The financial costs from Morgan Stanley’s ITAD project mismanagement have grown to over $163 million. New details on the data loss incidents have also recently come to light. (Part 2)
◾ More excellent, in-depth reporting on this case by Jared Paben, Associate Editor at Resource Recycling.
◾ Link to Part 1 in Comments

♦ On Oct. 25, 2017, an IT consultant in Oklahoma emailed MSSB to tell the bank he had purchased hard drives online and had access to MSSB’s data on those drives, according to the SEC.
◾ “You are a major financial institution and should be following some very stringent guidelines on how to deal with retiring hardware,” the individual wrote in his email, or at the very least getting some kind of verification of data destruction from the vendors you sell equipment to.”
◾ MSSB eventually repurchased the drives from the consultant.

♦ Shortly thereafter, MSSB launched an investigation into the disposition of the data center devices, and learned that Triple Crown had also delivered 8,000 of MSSB’s backup tapes to AnythingIT.

♦ Finally, in July 2020, MSSB disclosed the data loss to about 15 million impacted customers, emphasizing that there was no evidence that customer information had been misused by criminals.

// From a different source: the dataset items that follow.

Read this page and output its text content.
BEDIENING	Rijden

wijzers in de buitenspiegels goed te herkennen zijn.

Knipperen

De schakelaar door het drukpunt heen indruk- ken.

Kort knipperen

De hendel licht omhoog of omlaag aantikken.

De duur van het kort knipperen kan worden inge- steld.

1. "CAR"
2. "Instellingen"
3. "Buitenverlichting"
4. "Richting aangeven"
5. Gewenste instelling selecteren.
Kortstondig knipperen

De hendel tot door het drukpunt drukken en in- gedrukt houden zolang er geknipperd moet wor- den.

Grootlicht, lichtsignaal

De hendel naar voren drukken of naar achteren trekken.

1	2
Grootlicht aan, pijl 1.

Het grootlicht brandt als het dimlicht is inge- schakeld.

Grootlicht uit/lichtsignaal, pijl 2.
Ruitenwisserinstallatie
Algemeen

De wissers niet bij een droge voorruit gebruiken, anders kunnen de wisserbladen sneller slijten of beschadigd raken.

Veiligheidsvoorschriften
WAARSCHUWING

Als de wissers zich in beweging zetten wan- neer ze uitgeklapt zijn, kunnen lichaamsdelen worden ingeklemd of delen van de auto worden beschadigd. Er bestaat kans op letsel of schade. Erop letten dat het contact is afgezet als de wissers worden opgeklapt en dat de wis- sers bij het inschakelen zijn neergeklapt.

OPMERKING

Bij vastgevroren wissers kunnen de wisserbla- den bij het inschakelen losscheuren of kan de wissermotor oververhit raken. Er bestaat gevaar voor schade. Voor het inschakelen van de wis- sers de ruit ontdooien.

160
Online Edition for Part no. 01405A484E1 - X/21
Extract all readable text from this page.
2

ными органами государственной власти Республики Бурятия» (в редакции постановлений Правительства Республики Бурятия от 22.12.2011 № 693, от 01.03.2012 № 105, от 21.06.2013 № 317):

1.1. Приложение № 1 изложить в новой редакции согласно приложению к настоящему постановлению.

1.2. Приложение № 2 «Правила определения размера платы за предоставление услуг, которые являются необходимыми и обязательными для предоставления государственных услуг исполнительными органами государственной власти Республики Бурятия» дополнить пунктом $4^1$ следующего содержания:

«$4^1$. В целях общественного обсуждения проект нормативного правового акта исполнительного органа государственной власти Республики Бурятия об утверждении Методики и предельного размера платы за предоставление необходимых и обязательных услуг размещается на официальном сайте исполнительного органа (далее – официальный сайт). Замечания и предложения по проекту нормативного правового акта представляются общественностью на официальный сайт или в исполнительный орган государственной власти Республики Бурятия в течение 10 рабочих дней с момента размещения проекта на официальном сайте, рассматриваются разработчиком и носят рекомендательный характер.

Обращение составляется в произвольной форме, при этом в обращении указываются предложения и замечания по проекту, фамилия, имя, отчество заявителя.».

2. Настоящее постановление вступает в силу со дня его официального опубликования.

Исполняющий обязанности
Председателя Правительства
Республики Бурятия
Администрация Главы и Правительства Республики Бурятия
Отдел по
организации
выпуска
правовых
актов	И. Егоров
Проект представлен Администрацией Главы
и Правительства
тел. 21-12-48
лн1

♦ MSSB managed to get some more of the missing drives back.
◾ In June 2021 MSSB obtained another 14 of the missing drives from an unnamed downstream purchaser, according to the SEC.
◾ “Based on forensic analysis of these hard drives, 13 of the devices contained a total of at least 140,000 pieces of customer PII (personal identifying information).”
◾ “The vast majority of the hard drives from the 2016 Data Center Decommissioning remain missing.”

♦ The SEC described issues with other MSSB ITAD projects in 2015, 2016 and 2017, although they don’t appear as serious as the data center project described above.
◾ In one instance in 2016, Triple Crown decommissioned an MSSB data center in New York City, but MSSB lacked records on exactly what devices were removed or what data they contained, and it doesn’t have certificates of destruction for any of them, according to the SEC.

♦ The troubles also extended to a project that MSSB itself managed.
◾ In 2019, MSSB removed 500 data-bearing devices from branch offices as part of an IT refresh project.
◾ A February 2020 inventory check by MSSB found that four wide-area application services (WAAS) devices had gone missing as part of the refresh, the SEC stated.
◾ In 2021, MSSB undertook an inventory of all historical branch devices and discovered an additional 38 WAAS devices from that IT refresh were missing, the SEC determined.

♦ The commission also noted that the devices had been equipped with encryption capabilities but Morgan Stanley staff failed to activate the encryption software until 2018.
◾ Because of a software flaw, pre-2018 data remained unencrypted on the missing devices.